What does this process consist of?

The technique has been developed by a science professor at the University of Okayama named Toshimasa Yamamoto. The process for creating artificial water consists of mixing fresh water with the right amount of minerals; including salts, potassium and calcium in its proper measure. Specifically, for each liter of water, 10 grams of these minerals are added. Thanks to this amazing new technique, a mountainous area can be turned into a totally suitable place for the breeding of marine species. Since the technique was patented in 2012, experiments have been done with tiger fish and eels.Many scientists have long believed that aquaculture in mountainous areas could assist in the eradication of poverty and malnutrition. Until now, the problem was the poor quality of the waters in the area and the diseases derived from their consumption. Thanks to the use of artificial water from the project, there is a lower incidence of diseases due to the fact that it presents properties that do not exist in nature, which greatly hinders the proliferation of infectious agents normally present in fresh and salt water. In addition, species reared in this medium have been found to grow at a much faster rate than those reared in their natural habitat. This is thought to be due to the fact that fish do not lose as much energy in osmoregulation (the way they have to regulate the osmotic pressure of their body) as they do in their natural habitat.

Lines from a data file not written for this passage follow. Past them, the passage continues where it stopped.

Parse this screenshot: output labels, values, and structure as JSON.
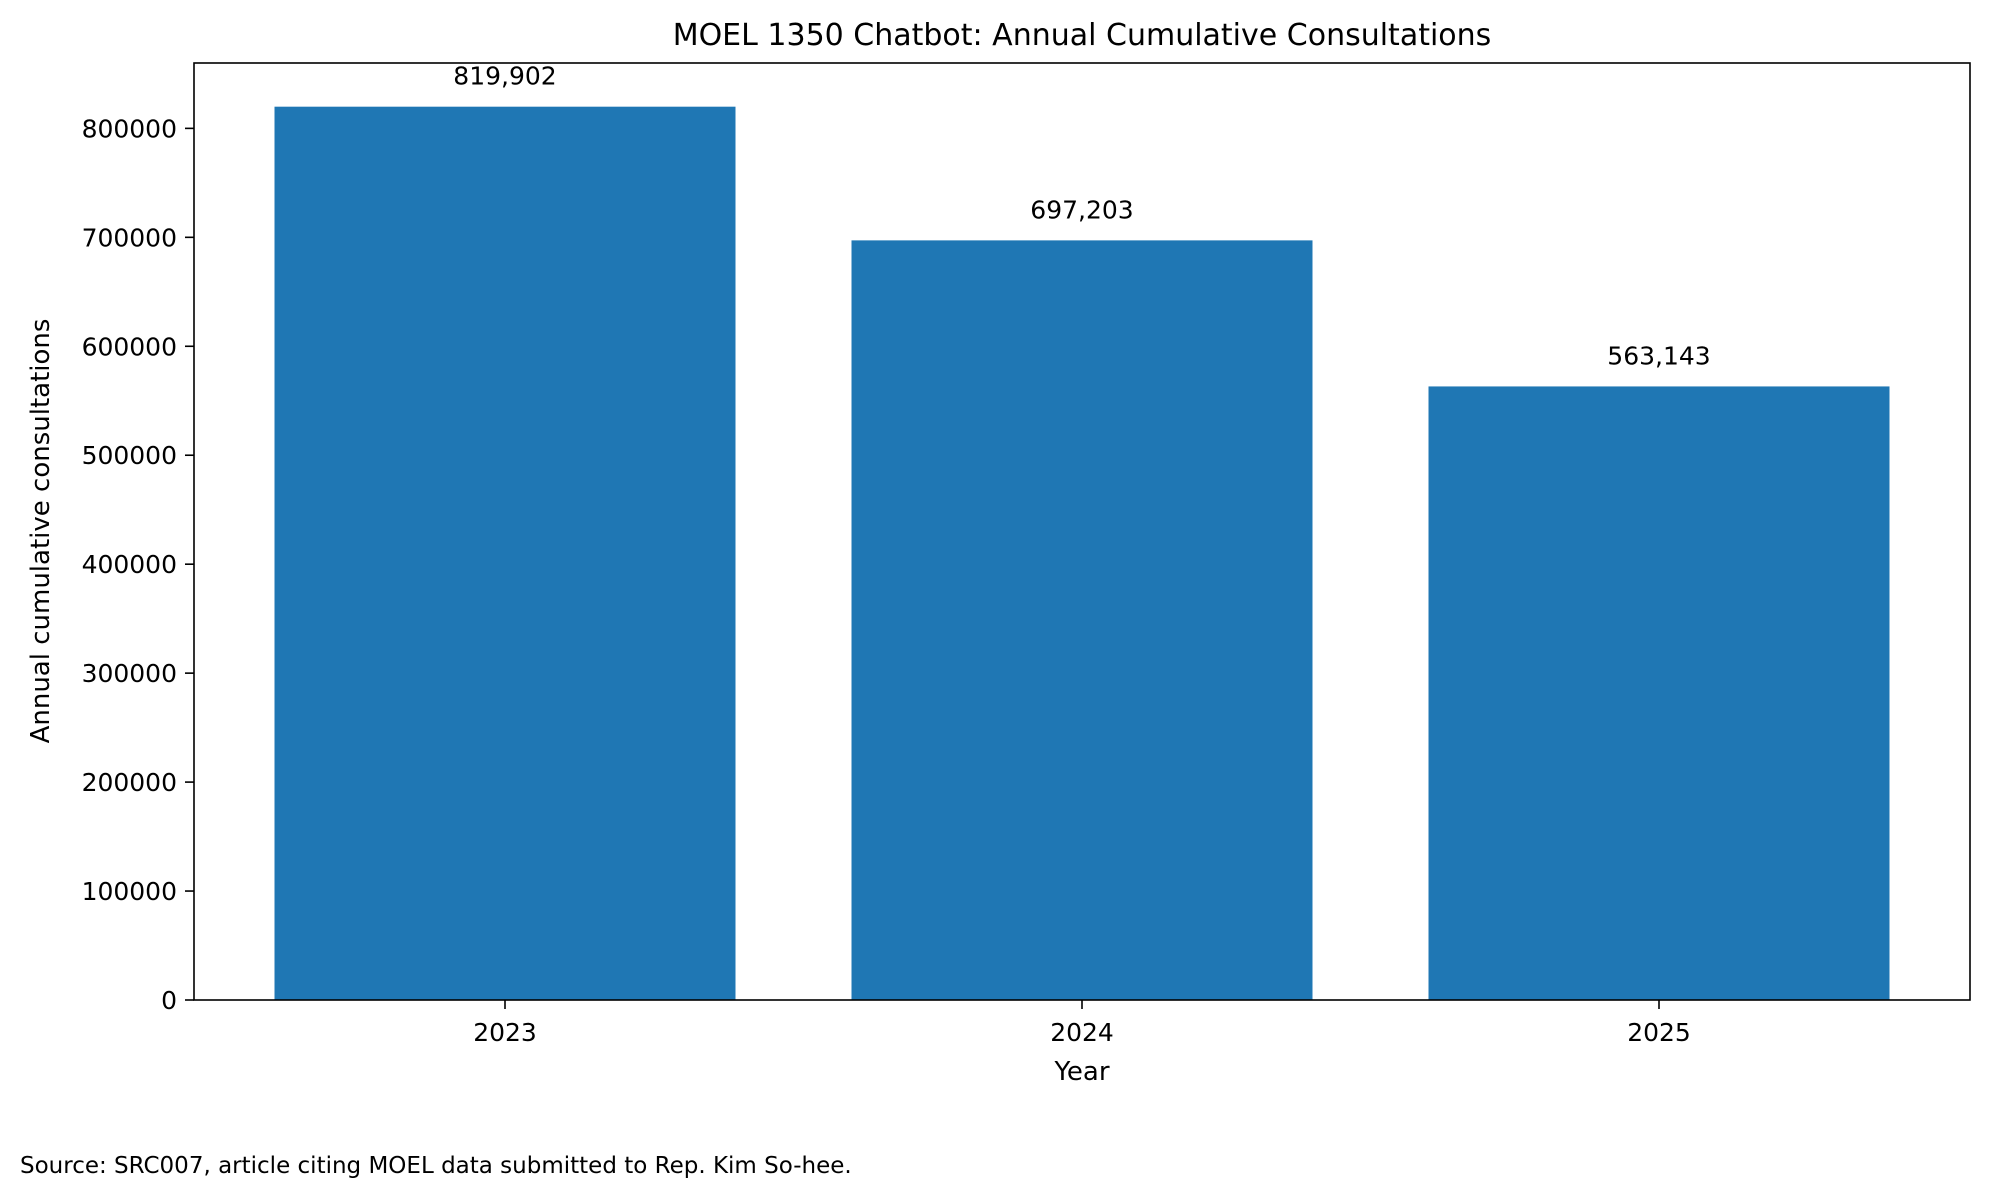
{
  "chart_data": {
    "type": "bar",
    "title": "MOEL 1350 Chatbot: Annual Cumulative Consultations",
    "xlabel": "Year",
    "ylabel": "Annual cumulative consultations",
    "categories": [
      "2023",
      "2024",
      "2025"
    ],
    "values": [
      819902,
      697203,
      563143
    ],
    "data_labels": [
      "819,902",
      "697,203",
      "563,143"
    ],
    "yticks": [
      0,
      100000,
      200000,
      300000,
      400000,
      500000,
      600000,
      700000,
      800000
    ],
    "ylim": [
      0,
      860000
    ],
    "grid": false,
    "legend": "none",
    "bar_color": "#1f77b4"
  },
  "source_note": "Source: SRC007, article citing MOEL data submitted to Rep. Kim So-hee."
}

This technique, which has been called the third water, has the objective of reducing the current dependence on the oceans, which according to Yamamoto can be strongly affected by the climate and other variables. Another advantage of these Cambodian aquaculture farms is that there is no need to regulate the temperature of this third water, since in the region they enjoy high temperatures throughout the year. Still, if the technique is progressively extended to other countries, the use of electricity may be necessary to keep the water at a certain temperature. For this reason, various ecological ways of heating water and reducing electricity costs, such as geothermal and solar energy, are already being studied.